Во второй работе структура, определенная в рамках проекта по структурной геномике, могла быть отнесена к надсемейству амидогидро- лаз на основе типа укладки и наличия определенных высококонсервативных остатков в активном центре (Hermann et al. 2007). Однако эти остатки не позволяли понять, какая (если вообще какая-нибудь) из десятков реакций гидролиза, известных для данного надсемейства, могла бы катализироваться именно этим ферментом. Для докинга были отобраны только метаболиты, содержащие поддающиеся гидролизу фрагменты, такие как амидные, сложноэфирные и фосфоэфирные группы. Поскольку ферменты участвуют в катализе реакций, а не просто в связывании субстрата, авторы решили, что использование в докинге структур переходного состояния таких молекул должно дать лучшие результаты. Таким образом, для каждого метаболита были созданы структуры, имитирующие его переходное состояние: амиды и сложные эфиры были преобразованы в тетраэдрическую форму, фосфоэфиры в треугольно-бипирамидальную форму и так далее. Предварительные проверочные исследования показали, что использование в докинге таких высокоэнергетических форм улучшает результаты сортировки известных лигандов (Hermann et al. 2006).

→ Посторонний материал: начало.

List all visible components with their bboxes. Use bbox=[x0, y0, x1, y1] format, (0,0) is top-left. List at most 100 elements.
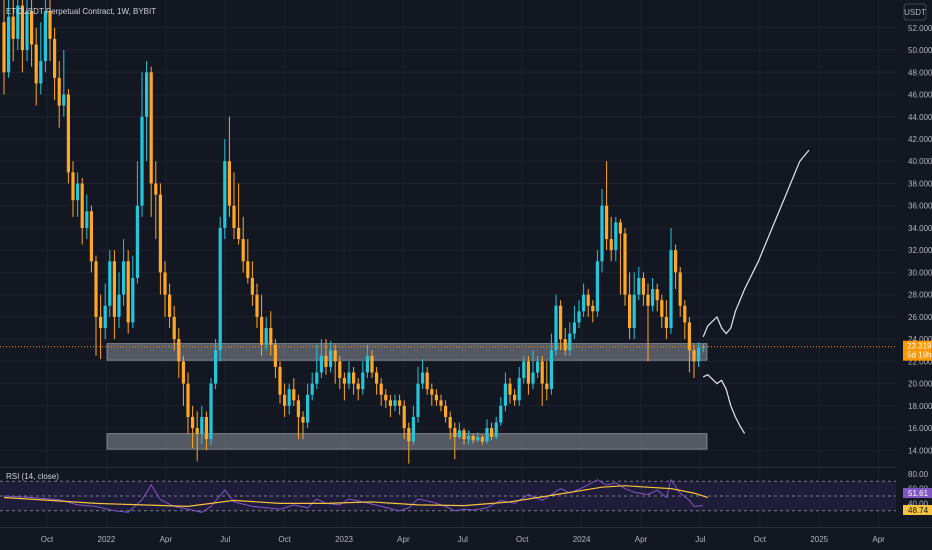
candle bbox=[434, 389, 438, 406]
candle bbox=[563, 328, 567, 356]
price-tick-label: 16.000 bbox=[908, 424, 932, 433]
candle bbox=[572, 305, 576, 340]
candle-body bbox=[195, 428, 199, 434]
candle bbox=[218, 216, 222, 362]
candle bbox=[94, 255, 98, 356]
candle-body bbox=[53, 38, 57, 78]
candle-body bbox=[393, 400, 397, 406]
candle-body bbox=[223, 161, 227, 228]
candle bbox=[66, 88, 70, 184]
rsi-value-tag bbox=[903, 488, 932, 498]
time-tick-label: Oct bbox=[516, 535, 529, 544]
candle-body bbox=[20, 5, 24, 51]
candle bbox=[315, 344, 319, 390]
candle bbox=[324, 339, 328, 375]
candle bbox=[269, 311, 273, 356]
candle bbox=[278, 361, 282, 404]
candle-body bbox=[356, 383, 360, 390]
candle bbox=[135, 161, 139, 284]
candle bbox=[600, 189, 604, 273]
candle-body bbox=[273, 344, 277, 367]
candle-body bbox=[577, 311, 581, 323]
candle-body bbox=[25, 11, 29, 51]
candle bbox=[117, 272, 121, 329]
candle bbox=[651, 277, 655, 312]
candle-body bbox=[421, 372, 425, 384]
candle bbox=[646, 283, 650, 362]
candle-body bbox=[388, 400, 392, 406]
candle-body bbox=[347, 372, 351, 384]
projection-paths[interactable] bbox=[702, 149, 810, 434]
candle bbox=[89, 205, 93, 273]
candle bbox=[499, 396, 503, 426]
price-tick-label: 50.000 bbox=[908, 46, 932, 55]
candle-body bbox=[595, 261, 599, 312]
rsi-ma-line[interactable] bbox=[3, 485, 708, 508]
projection-down-line[interactable] bbox=[702, 374, 746, 434]
candle bbox=[43, 0, 47, 73]
candle-body bbox=[522, 361, 526, 379]
candle bbox=[683, 300, 687, 340]
candle bbox=[485, 419, 489, 444]
candle bbox=[448, 411, 452, 440]
price-axis[interactable]: 14.000 16.000 18.000 20.000 22.000 24.000 26.0… bbox=[908, 24, 932, 456]
candle-body bbox=[319, 355, 323, 373]
candle bbox=[145, 61, 149, 162]
last-price-value: 23.319 bbox=[907, 342, 932, 351]
candle-body bbox=[283, 394, 287, 406]
time-axis[interactable]: Oct 2022 Apr Jul Oct 2023 Apr Jul Oct 2024 Apr Jul O… bbox=[41, 535, 885, 544]
candle-body bbox=[554, 305, 558, 351]
resistance-support-zone[interactable] bbox=[106, 343, 708, 361]
candle-body bbox=[278, 366, 282, 395]
candle-body bbox=[411, 416, 415, 442]
projection-up-line[interactable] bbox=[702, 149, 810, 338]
candle-body bbox=[135, 205, 139, 278]
candle-body bbox=[508, 383, 512, 395]
candle-body bbox=[637, 277, 641, 295]
candle bbox=[200, 405, 204, 445]
candle-body bbox=[71, 172, 75, 201]
candle-body bbox=[66, 94, 70, 173]
candle bbox=[476, 432, 480, 443]
price-tick-label: 28.000 bbox=[908, 291, 932, 300]
rsi-pane[interactable] bbox=[0, 478, 896, 513]
currency-button[interactable]: USDT bbox=[903, 3, 927, 21]
rsi-line[interactable] bbox=[3, 478, 704, 513]
candle-body bbox=[586, 294, 590, 306]
candle-body bbox=[641, 277, 645, 295]
time-tick-label: Apr bbox=[397, 535, 410, 544]
candle-body bbox=[618, 222, 622, 234]
candle bbox=[85, 194, 89, 240]
candle-body bbox=[600, 205, 604, 262]
candle-body bbox=[177, 339, 181, 362]
time-tick-label: Jul bbox=[458, 535, 468, 544]
candle-body bbox=[99, 316, 103, 329]
grid-lines bbox=[0, 0, 896, 527]
candle bbox=[250, 261, 254, 306]
candle-body bbox=[214, 350, 218, 384]
candle bbox=[168, 283, 172, 329]
candle-body bbox=[494, 422, 498, 437]
candle bbox=[370, 350, 374, 379]
price-tick-label: 48.000 bbox=[908, 68, 932, 77]
time-tick-label: Apr bbox=[160, 535, 173, 544]
candle-body bbox=[669, 250, 673, 329]
candle bbox=[582, 283, 586, 317]
support-zone[interactable] bbox=[106, 433, 708, 450]
candle bbox=[361, 361, 365, 395]
candle bbox=[480, 434, 484, 445]
candle-body bbox=[448, 416, 452, 429]
candle-body bbox=[678, 272, 682, 306]
candle-body bbox=[549, 350, 553, 390]
candle-body bbox=[503, 383, 507, 406]
candle bbox=[568, 322, 572, 356]
candle bbox=[181, 355, 185, 406]
candle bbox=[34, 27, 38, 106]
candle bbox=[108, 250, 112, 317]
candle-body bbox=[425, 372, 429, 390]
candle-body bbox=[333, 350, 337, 362]
candle bbox=[444, 400, 448, 423]
candle-body bbox=[246, 261, 250, 278]
candle bbox=[421, 359, 425, 390]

В прогностическом исследовании (Hermann et al. 2007), было замечено, что многие соединения с высокой оценкой содержат адениновый фрагмент, в котором внециклический азот был преобразован в тетраэдрическую форму, как это происходило бы при дезаминировании. Экспериментально было установлено, что фермент катализирует дезаминирование трех из четырех протестированных аденин-содержащих метаболитов, но не производные цитозина, хотя наибольшее сходство последовательностей наблюдалось с хлоргидролазами и цитозиндезаминазами. Кристаллограффическая структура фермента в комплексе с одним из продуктов дезаминирования показала наличие тех взаимодействий, которые были предсказаны в докинге. Подтвержденное функциональное описание этого фермента позволило аннотировать еще несколько последовательностей, также содержащих характерные для такого активного центра остатки.

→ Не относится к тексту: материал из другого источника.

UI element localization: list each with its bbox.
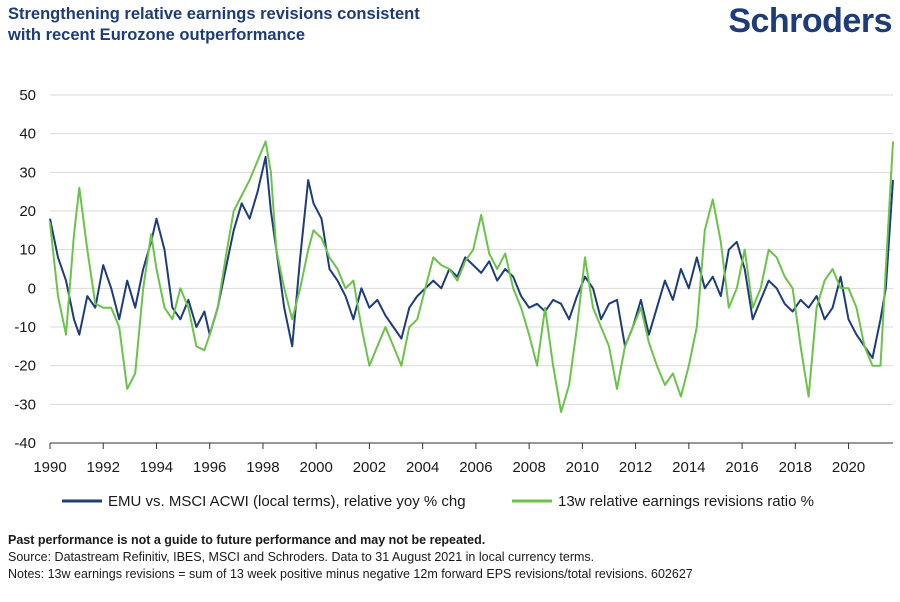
y-tick-label: 40 [19,126,36,143]
legend-label-revisions: 13w relative earnings revisions ratio % [558,493,814,510]
x-tick-label: 2000 [299,459,332,476]
x-tick-label: 2006 [459,459,492,476]
x-tick-label: 2010 [566,459,599,476]
x-tick-label: 2020 [832,459,865,476]
disclaimer-text: Past performance is not a guide to futur… [8,533,486,547]
y-tick-label: 50 [19,87,36,104]
schroders-logo: Schroders [728,2,892,40]
x-tick-label: 1998 [246,459,279,476]
y-tick-label: 0 [28,280,36,297]
footer-notes: Past performance is not a guide to futur… [8,532,693,583]
x-tick-label: 2012 [619,459,652,476]
y-tick-label: 20 [19,203,36,220]
y-tick-label: -40 [14,435,36,452]
y-tick-label: -30 [14,396,36,413]
x-tick-label: 1996 [193,459,226,476]
y-tick-label: 30 [19,164,36,181]
x-tick-label: 2002 [353,459,386,476]
x-axis-ticks: 1990 1992 1994 1996 1998 2000 2002 2004 2006 2008… [33,443,865,476]
chart-title-line-2: with recent Eurozone outperformance [8,26,306,44]
y-tick-label: 10 [19,242,36,259]
x-tick-label: 2004 [406,459,439,476]
x-tick-label: 2014 [672,459,705,476]
x-tick-label: 1990 [33,459,66,476]
y-tick-label: -10 [14,319,36,336]
legend-label-emu: EMU vs. MSCI ACWI (local terms), relativ… [108,493,466,510]
y-axis-ticks: 50 40 30 20 10 0 -10 -20 -30 -40 [14,87,36,452]
series-line-revisions [49,140,894,414]
notes-text: Notes: 13w earnings revisions = sum of 1… [8,567,693,581]
chart-title-line-1: Strengthening relative earnings revision… [8,5,420,23]
y-tick-label: -20 [14,358,36,375]
x-tick-label: 2018 [779,459,812,476]
legend: EMU vs. MSCI ACWI (local terms), relativ… [62,493,814,510]
gridlines [50,94,893,444]
x-tick-label: 1994 [140,459,173,476]
series-line-emu [49,155,894,359]
x-tick-label: 1992 [87,459,120,476]
x-tick-label: 2016 [725,459,758,476]
series-lines [49,140,894,414]
source-text: Source: Datastream Refinitiv, IBES, MSCI… [8,550,595,564]
chart-title: Strengthening relative earnings revision… [8,4,568,46]
x-tick-label: 2008 [512,459,545,476]
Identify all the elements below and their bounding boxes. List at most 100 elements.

Следует заметить, что сужение пространства реакций до реакций гидролиза помогло сделать задачу решаемой, поскольку создание структур, имитирующих переходное состояние, значительно увеличило число молекул, предназначенных для локирования. При оценке учитывались стерический, электростатический и десольватационный вклады, но подвижность белка не рассматривалась.

Как методы, использующие структурные мотивы, так и молекулярный докинг при функциональном аннотировании сосредотачиваются скорее на локальной структуре, чем на структуре глобальной или на сходстве последовательностей. Будучи с вычислительной точки зрения более ресурсоемким, чем поиск совпадений структурных мотивов, докинг обладает возможностью экстраполяции на функции, не связанные с ранее описанными структурами; для рассматриваемого белка может быть предсказан “новый” субстрат.